Agent tools
SOBA Agent built-in tools, direct shell, MCP tools, and the boundary between tool calls and slash commands.
Tools are functions the model can call during the agent loop. They are different from slash commands:
- slash commands are run by the user in the TUI;
- tools are called by the agent after reasoning and go through the trust/permission flow;
- direct shell
!is run directly by the user, without the model.
1. Built-in tools
| Tool | Purpose |
|---|---|
ls | Inspect directory contents |
read | Read a file or a line range |
write | Write a file |
edit | Edit a file |
bash | Run a shell command through the agent loop |
checkpoint | Record a milestone/checkpoint |
activate_skill | Activate a skill from the catalog |
read_project_memory | Read Project Memory |
write_project_memory | Write Project Memory |
MCP tools are registered after an MCP server starts. Their names look like this:
mcp_<server-id>_<tool-name>Server and tool IDs are normalized into OpenAI-compatible function names.
2. Trust and permissions
Every tool call is classified as safe, normal, or dangerous.
| Level | Examples |
|---|---|
safe | read, ls, git status, bun test |
normal | write, edit, local build |
dangerous | rm, sudo, curl, git push, destructive git |
Modes:
/permissions ask
/permissions repo
/permissions full
/permissions clearrepo does not mean “everything is safe.” It removes prompts only for dangerous operations that stay inside the current
repository. Network, privileged, and external dangerous actions still ask for confirmation in repo mode.

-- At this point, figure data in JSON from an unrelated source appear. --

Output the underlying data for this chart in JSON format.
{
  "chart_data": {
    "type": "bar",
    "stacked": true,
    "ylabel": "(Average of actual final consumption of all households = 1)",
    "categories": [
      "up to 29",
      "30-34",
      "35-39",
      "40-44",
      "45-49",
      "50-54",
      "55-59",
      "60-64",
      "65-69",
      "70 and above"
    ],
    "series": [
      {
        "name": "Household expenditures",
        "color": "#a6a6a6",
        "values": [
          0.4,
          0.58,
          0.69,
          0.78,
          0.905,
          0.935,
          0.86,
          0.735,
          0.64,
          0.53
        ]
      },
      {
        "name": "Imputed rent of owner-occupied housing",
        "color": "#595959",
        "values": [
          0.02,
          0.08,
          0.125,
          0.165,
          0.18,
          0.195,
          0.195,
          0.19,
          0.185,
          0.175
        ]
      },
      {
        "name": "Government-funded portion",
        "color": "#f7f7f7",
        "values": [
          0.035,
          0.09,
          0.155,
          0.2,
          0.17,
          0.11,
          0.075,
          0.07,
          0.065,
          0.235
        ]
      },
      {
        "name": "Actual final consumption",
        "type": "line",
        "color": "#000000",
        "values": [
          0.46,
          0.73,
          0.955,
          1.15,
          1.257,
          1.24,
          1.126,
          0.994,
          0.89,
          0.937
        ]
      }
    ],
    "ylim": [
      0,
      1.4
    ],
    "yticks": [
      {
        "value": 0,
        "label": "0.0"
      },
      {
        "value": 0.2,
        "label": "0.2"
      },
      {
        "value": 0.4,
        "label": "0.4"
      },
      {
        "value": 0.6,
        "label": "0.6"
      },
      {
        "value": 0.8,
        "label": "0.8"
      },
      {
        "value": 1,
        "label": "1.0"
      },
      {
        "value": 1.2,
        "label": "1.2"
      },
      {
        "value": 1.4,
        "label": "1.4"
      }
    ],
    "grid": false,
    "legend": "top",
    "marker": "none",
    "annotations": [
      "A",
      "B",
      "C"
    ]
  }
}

full disables repeated dangerous confirmations until the end of the current session. Use it only in environments where
you are comfortable letting the agent run external commands such as curl or git push.
Project skills have a separate trust boundary:
/project-trust status
/project-trust approve
/project-trust revokeThe internal API that switches permission mode at runtime is TrustManager.setPermissionMode(). For users, the normal
interface is the /permissions slash command.
3. Direct shell !
Direct shell is for quickly running a command yourself:
!git status --short
!bun test
!!bun run buildDifference:
| Method | Caller | Agent sees output |
|---|---|---|
!command | user | no |
!!command | user | no, output is hidden |
bash tool | agent | yes |
If you need the agent to analyze the output, ask it to run the command itself:
Run bun test and fix the real failures from the output.4. Project Memory tools
read_project_memory and write_project_memory work only inside the agent loop.
Example prompt:
Read Project Memory, then suggest a plan. Do not change anything.Example update:
Update Project Memory: add a convention that tests mirror src and are run with bun test.
Do not save secrets.5. MCP tools
MCP tools appear after a server starts:
/mcp status
/mcp start repo-metrics
/mcp statusAfter that, the agent can call a tool such as:
mcp_repo_metrics_repo_summaryTrust for MCP comes from .soba/mcp.json, not from metadata sent by the server.
6. How to write prompts for tools
A good prompt:
Check the project.
First read package.json and tests, then run targeted bun test.
If a test fails, fix only the cause of the failure.
Do not make a git commit.A bad prompt:
Do everything.Be specific about:
- which files may be changed;
- which verification commands are required;
- which actions are forbidden;
- when the agent should stop and ask.